Николай забыл и трешку, и первый шашлык, и «рено», и цыган, даже корову, бредущую к Бородинскому мосту, лишь бы не задымил металл под резцом, лишь бы справился со сложной нагрузкой иностранный станок. Нет, не может порваться дружба от случайных причин, и по-новому должно сложиться рабочее братство.

— Спасибо, — сказала Наташа и как-то неслышно ушла.

Звонок объявил перерыв на обед. Сходились ближе к окну, садились на чушки металла, набросив на подоконник ветошь или телогрейку. У каждого свое на обед: хлеб, молоко; счастливчики очищают яйца, сваренные вкрутую; а у одного нашлась даже зажаренная со вкусом передняя лапка кролика, на пять метров разит чесноком. Ели молча, сосредоточенно, почти так же, как работали. Догадывались: предстоит разговор с Бурлаковым. Кое-кого ожидание начинало тяготить — неизвестно еще, как разговор обернется: а вдруг в самый разгар вынырнет начальство или, того хуже, появится сам Ожигалов?
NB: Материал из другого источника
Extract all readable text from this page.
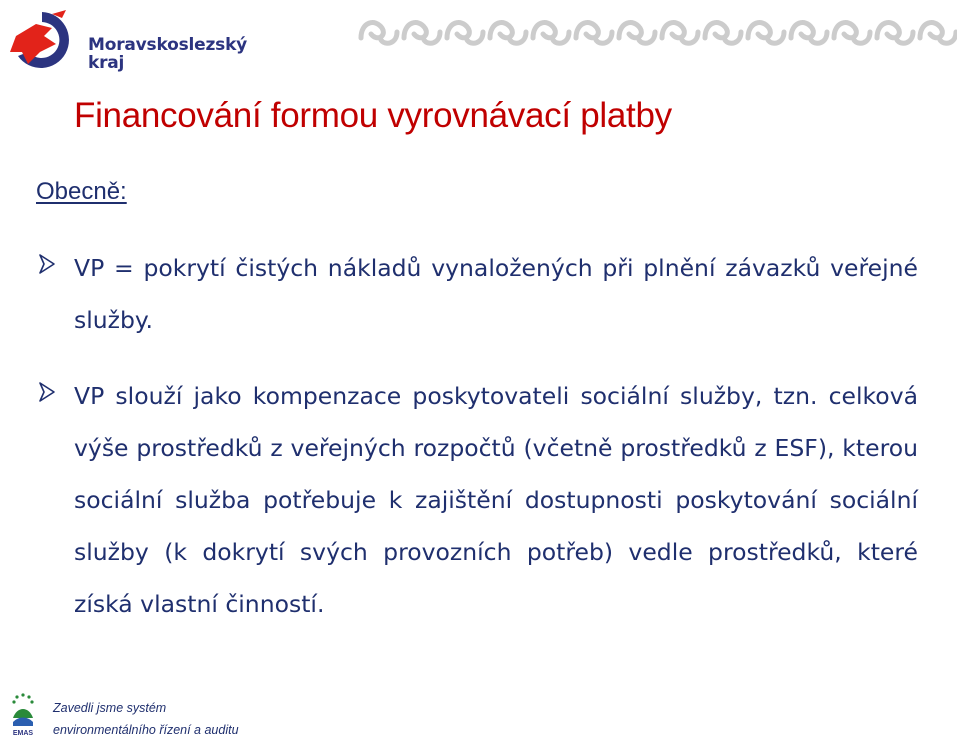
Moravskoslezský
kraj
Financování formou vyrovnávací platby
Obecně:
VP = pokrytí čistých nákladů vynaložených při plnění závazků veřejné služby.
VP slouží jako kompenzace poskytovateli sociální služby, tzn. celková výše prostředků z veřejných rozpočtů (včetně prostředků z ESF), kterou sociální služba potřebuje k zajištění dostupnosti poskytování sociální služby (k dokrytí svých provozních potřeb) vedle prostředků, které získá vlastní činností.
EMAS
Zavedli jsme systém
environmentálního řízení a auditu
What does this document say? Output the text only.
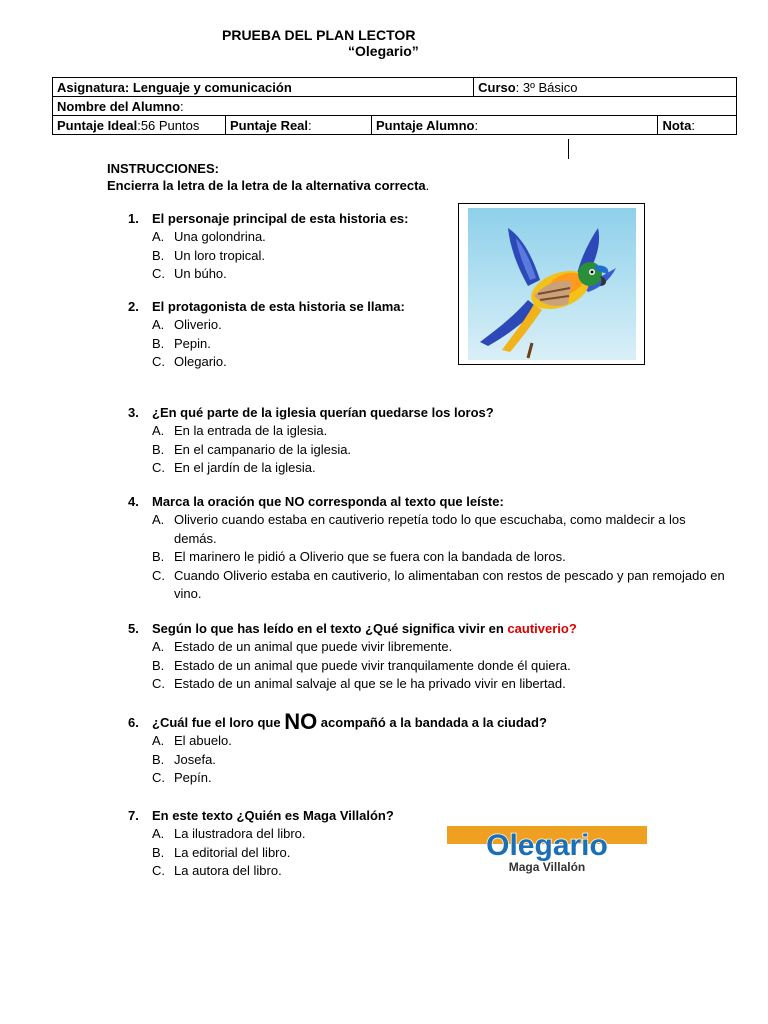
PRUEBA DEL PLAN LECTOR
“Olegario”
Asignatura: Lenguaje y comunicación			Curso: 3º Básico	
Nombre del Alumno:				
Puntaje Ideal:56 Puntos	Puntaje Real:	Puntaje Alumno:		Nota:
INSTRUCCIONES:
Encierra la letra de la letra de la alternativa correcta.
1. El personaje principal de esta historia es:
A. Una golondrina.
B. Un loro tropical.
C. Un búho.
2. El protagonista de esta historia se llama:
A. Oliverio.
B. Pepin.
C. Olegario.
3. ¿En qué parte de la iglesia querían quedarse los loros?
A. En la entrada de la iglesia.
B. En el campanario de la iglesia.
C. En el jardín de la iglesia.
4. Marca la oración que NO corresponda al texto que leíste:
A. Oliverio cuando estaba en cautiverio repetía todo lo que escuchaba, como maldecir a los demás.
B. El marinero le pidió a Oliverio que se fuera con la bandada de loros.
C. Cuando Oliverio estaba en cautiverio, lo alimentaban con restos de pescado y pan remojado en vino.
5. Según lo que has leído en el texto ¿Qué significa vivir en cautiverio?
A. Estado de un animal que puede vivir libremente.
B. Estado de un animal que puede vivir tranquilamente donde él quiera.
C. Estado de un animal salvaje al que se le ha privado vivir en libertad.
6. ¿Cuál fue el loro que NO acompañó a la bandada a la ciudad?
A. El abuelo.
B. Josefa.
C. Pepín.
7. En este texto ¿Quién es Maga Villalón?
A. La ilustradora del libro.
B. La editorial del libro.
C. La autora del libro.
Olegario
Maga Villalón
Николай ждал этого разговора с волнением и, чтоб успокоиться, старался как можно медленнее отрезать острым перочинным ножом кусочки сала. После случая с Марфинькой отношения между друзьями не разладились, но чувствовался холодок и не было прежней откровенности.

— Коля, — начал Квасов, — сегодня мы все наблюдали за твоим выдвиженчеством. — Оглянувшись, он поймал кивки Пантюхина и других рабочих, сидевших с мрачными, выжидающими лицами. — Помнишь, между нами была беседа на эту тему?

— Помню.

— Не сомневаюсь. Тогда скажи не мне, а им, товарищам, почему сподличал?

— Грязное слово. — Николай решил выдержать характер.

— Грязное? Прополощи! — осадил его Пантюхин голосом, не предвещавшим ничего хорошего.

— Не с того края приступили, — неодобрительно сказал Старовойт и откашлялся. — Никто вас не уполномочивал его казнить.

— А мы и не казним, Старовойт, — огрызнулся Пантюхин, — мы выясняем взаимоотношения.

Худой паренек с несуразно длинной шеей и светлыми, почти прозрачными глазами сказал Пантюхину:

— Ты сначала выясни его классовую принадлежность.

— Молод еще шутить, Степанец, — оборвал его Пантюхин, и Николай заметил, как дернулись и застыли мускулы на его лице.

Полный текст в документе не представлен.